De acordo com a Promotoria de Justiça, diversas irregularidades indicaram direcionamento para favorecer empresa.
Justiça condena ex-prefeito e empresários por fraude em licitação em Passagem Franca
Ex-prefeito José Antônio Gordinho Silva foi condenado por improbidade administrativa (Foto: Divulgação)

A Justiça do Maranhão condenou a empresa S. C. Construções Ltda, o empresário Salvador da Silva Coelho, o ex-prefeito de Passagem Franca, José Antônio Gordinho Silva, e o irmão dele, Alexandre Rodrigues da Silva, por irregularidades em uma licitação voltada à recuperação de estradas vicinais na zona rural do município. A decisão foi proferida em 3 de setembro pelo juiz Ângelo Antônio Alencar dos Santos, após ação movida pelo Ministério Público do Maranhão (MPMA).

Licitação irregular

O caso envolve um convênio firmado em 2013 entre a Prefeitura e a Secretaria de Estado do Desenvolvimento Social (Sedes), no valor de R$ 842 mil. Apesar do contrato, apenas 25% da obra foi executada, correspondendo a R$ 214 mil.

De acordo com a Promotoria de Justiça de Passagem Franca, diversas irregularidades indicaram direcionamento para favorecer a S. C. Construções, única habilitada no certame. Entre as falhas, estavam a ausência de assinatura de engenheiro responsável na Anotação de Responsabilidade Técnica (ART), falta de referência de preços, inexistência de aprovação do projeto básico por autoridade competente e ausência de certidão de regularidade junto ao FGTS.

O MPMA também apontou que documentos foram inseridos no processo após a realização da licitação, configurando montagem do certame.

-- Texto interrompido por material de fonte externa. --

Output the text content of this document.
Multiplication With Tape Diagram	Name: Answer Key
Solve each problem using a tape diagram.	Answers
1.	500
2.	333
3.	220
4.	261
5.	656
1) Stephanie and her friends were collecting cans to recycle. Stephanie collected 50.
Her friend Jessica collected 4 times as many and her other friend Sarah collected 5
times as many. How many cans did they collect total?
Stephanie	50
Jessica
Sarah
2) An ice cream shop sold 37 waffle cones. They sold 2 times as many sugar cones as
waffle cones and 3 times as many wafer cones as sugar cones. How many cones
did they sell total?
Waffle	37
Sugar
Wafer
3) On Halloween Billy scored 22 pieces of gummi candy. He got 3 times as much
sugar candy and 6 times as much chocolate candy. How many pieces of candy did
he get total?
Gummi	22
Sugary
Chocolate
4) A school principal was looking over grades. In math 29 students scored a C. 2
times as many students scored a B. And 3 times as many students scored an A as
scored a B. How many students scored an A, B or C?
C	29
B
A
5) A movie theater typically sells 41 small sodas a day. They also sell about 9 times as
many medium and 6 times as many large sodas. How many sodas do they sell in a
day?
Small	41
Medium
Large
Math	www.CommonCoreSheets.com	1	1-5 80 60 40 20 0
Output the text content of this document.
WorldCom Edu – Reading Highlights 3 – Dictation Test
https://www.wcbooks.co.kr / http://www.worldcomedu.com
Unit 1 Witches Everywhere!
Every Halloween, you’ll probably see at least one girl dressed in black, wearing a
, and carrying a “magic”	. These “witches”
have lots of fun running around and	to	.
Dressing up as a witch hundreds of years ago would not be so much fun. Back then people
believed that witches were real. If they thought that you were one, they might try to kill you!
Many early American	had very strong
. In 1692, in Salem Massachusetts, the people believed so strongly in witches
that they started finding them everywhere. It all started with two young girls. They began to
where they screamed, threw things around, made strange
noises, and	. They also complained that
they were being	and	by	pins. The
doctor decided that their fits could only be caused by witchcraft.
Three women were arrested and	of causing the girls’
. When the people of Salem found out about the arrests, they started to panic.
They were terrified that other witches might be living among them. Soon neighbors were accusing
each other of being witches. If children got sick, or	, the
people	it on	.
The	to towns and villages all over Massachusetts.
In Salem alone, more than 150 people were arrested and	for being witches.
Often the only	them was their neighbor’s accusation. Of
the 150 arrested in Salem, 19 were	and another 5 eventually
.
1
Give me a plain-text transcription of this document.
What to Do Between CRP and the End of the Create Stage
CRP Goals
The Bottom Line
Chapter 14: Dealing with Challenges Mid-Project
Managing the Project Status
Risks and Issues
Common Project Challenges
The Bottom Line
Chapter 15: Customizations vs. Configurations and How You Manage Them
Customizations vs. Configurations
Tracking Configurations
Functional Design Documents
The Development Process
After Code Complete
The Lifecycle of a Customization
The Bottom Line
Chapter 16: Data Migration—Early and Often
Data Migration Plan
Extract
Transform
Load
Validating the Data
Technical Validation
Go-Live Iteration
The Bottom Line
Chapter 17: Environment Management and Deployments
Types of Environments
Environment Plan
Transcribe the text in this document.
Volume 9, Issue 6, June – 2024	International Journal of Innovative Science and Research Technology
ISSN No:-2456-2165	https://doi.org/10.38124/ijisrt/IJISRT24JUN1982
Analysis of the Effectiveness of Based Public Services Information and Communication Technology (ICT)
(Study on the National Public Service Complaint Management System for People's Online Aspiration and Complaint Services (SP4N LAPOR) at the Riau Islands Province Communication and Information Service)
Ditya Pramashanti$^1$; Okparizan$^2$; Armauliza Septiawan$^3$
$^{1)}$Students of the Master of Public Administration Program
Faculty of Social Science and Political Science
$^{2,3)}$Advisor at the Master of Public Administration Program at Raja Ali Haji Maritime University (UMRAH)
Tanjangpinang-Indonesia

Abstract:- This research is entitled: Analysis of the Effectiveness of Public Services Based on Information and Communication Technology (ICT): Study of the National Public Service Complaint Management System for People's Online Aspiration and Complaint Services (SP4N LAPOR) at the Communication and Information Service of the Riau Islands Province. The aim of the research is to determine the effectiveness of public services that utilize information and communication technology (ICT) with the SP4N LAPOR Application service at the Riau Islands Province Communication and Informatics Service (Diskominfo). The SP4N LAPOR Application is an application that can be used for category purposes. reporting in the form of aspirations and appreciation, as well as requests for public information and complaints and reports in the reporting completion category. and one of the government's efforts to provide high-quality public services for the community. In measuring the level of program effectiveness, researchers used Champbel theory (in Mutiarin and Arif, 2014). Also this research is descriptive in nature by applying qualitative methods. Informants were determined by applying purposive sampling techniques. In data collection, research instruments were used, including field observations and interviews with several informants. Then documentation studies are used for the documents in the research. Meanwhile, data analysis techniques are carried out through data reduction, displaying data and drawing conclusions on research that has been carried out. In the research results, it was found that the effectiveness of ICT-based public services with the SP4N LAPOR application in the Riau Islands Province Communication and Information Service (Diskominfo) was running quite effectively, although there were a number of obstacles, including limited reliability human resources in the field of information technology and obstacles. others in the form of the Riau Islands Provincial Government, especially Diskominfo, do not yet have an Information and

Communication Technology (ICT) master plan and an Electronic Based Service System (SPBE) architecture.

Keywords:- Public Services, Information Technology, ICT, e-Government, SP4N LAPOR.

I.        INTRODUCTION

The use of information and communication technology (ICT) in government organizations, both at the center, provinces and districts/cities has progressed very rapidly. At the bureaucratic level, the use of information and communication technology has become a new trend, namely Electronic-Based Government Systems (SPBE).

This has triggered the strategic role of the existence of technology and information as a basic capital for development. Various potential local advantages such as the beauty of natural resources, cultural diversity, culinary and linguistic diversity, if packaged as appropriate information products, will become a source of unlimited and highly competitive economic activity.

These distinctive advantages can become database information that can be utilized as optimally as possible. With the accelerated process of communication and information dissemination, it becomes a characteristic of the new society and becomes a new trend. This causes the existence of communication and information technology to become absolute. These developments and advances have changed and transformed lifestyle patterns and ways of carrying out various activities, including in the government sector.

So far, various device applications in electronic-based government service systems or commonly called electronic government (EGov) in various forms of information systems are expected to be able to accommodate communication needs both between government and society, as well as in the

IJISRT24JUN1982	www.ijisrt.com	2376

Estrutura precária da empresa

As investigações revelaram que a empresa vencedora não possuía sede estruturada, maquinário nem empregados registrados entre 2009 e 2017. Em 2014, ano da licitação, não havia nenhum funcionário nos quadros da companhia.

“O contrato firmado foi decorrente de licitação viciada e direcionada, celebrado com empresa sem condições técnicas, operacionais e financeiras para executar as obras”, afirmou o promotor Carlos Allan da Costa Siqueira.

Condenados e penas

Além da empresa e dos citados, também foram condenados:

  • Eulânio Patrício Monteiro, ex-diretor de Contabilidade da Prefeitura;
  • Carlos Miranda Oliveira, ex-presidente da Comissão Permanente de Licitação (CPL);
  • Jader Cardoso e José do Egito Sobrinho Neto, integrantes da CPL.

As penas incluem:

  • Ressarcimento de R$ 292 mil ao município;
  • Suspensão dos direitos políticos por 8 anos (José Antônio, Alexandre Silva e Eulânio Monteiro) e por 6 anos (Salvador Coelho, Jader Cardoso, José do Egito e Carlos Oliveira);
  • Multas que variam entre R$ 146 mil e R$ 584 mil, dependendo do envolvido;
  • Proibição, por cinco anos, de contratar com o Poder Público ou receber benefícios fiscais e creditícios.